Hat eine Person den Hang, alkoholische Getränke oder andere berauschende Mittel im Übermaß zu sich zu nehmen, und wird sie wegen einer rechtswidrigen Tat, die sie im Rausch begangen hat oder die auf ihren Hang zurückgeht, verurteilt oder nur deshalb nicht verurteilt, weil ihre Schuldunfähigkeit erwiesen oder nicht auszuschließen ist, so soll das Gericht die Unterbringung in einer Entziehungsanstalt anordnen, wenn die Gefahr besteht, dass sie infolge ihres Hanges erhebliche rechtswidrige Taten begehen wird.
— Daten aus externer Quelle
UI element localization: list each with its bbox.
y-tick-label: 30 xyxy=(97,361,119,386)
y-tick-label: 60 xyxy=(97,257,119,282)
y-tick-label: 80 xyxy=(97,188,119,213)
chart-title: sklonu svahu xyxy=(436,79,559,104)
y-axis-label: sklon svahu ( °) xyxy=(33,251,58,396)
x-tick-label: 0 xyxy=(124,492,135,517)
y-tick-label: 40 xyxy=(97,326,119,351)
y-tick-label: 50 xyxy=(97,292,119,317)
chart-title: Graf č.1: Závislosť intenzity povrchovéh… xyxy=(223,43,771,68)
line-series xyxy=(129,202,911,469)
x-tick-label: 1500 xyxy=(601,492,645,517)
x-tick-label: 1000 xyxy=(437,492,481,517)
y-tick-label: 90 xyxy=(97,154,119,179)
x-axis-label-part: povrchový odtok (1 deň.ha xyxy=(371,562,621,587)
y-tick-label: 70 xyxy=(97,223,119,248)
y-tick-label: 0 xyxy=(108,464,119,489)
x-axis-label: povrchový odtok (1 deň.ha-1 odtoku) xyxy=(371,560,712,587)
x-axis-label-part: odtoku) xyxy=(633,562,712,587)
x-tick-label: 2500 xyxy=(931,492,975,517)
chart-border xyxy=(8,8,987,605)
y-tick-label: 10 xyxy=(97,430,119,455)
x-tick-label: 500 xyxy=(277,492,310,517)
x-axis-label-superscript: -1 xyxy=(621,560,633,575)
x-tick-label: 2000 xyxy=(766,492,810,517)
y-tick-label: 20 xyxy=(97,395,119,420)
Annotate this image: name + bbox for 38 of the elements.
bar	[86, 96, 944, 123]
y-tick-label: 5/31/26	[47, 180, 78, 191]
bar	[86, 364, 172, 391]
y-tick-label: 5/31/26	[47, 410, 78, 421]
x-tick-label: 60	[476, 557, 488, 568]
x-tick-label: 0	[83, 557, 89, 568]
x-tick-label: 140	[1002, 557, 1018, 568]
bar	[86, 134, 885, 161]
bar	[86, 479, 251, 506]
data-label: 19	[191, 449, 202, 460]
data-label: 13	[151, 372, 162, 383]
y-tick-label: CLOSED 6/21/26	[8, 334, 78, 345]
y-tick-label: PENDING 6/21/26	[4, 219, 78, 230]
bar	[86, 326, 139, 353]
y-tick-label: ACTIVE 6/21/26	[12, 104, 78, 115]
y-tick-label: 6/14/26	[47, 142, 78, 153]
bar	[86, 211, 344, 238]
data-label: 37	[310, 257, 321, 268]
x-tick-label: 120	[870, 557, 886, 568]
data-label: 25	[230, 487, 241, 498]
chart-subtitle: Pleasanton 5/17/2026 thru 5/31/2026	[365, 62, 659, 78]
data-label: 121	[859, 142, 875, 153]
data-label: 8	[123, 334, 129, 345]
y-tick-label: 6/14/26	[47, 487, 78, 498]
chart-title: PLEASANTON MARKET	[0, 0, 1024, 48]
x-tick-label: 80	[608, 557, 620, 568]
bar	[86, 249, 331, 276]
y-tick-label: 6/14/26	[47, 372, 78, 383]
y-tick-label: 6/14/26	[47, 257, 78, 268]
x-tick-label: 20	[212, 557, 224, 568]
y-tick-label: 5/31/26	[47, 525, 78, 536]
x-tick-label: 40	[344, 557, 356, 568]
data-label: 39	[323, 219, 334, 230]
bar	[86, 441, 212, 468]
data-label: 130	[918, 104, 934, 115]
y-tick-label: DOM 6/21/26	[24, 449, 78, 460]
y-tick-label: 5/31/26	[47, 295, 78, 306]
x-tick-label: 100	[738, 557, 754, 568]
Die Anordnung ergeht nur, wenn eine hinreichend konkrete Aussicht besteht, die Person durch die Behandlung in einer Entziehungsanstalt innerhalb der Frist nach § 67d Absatz 1 Satz 1 oder 3 zu heilen oder über eine erhebliche Zeit vor dem Rückfall in den Hang zu bewahren und von der Begehung erheblicher rechtswidriger Taten abzuhalten, die auf ihren Hang zurückgehen.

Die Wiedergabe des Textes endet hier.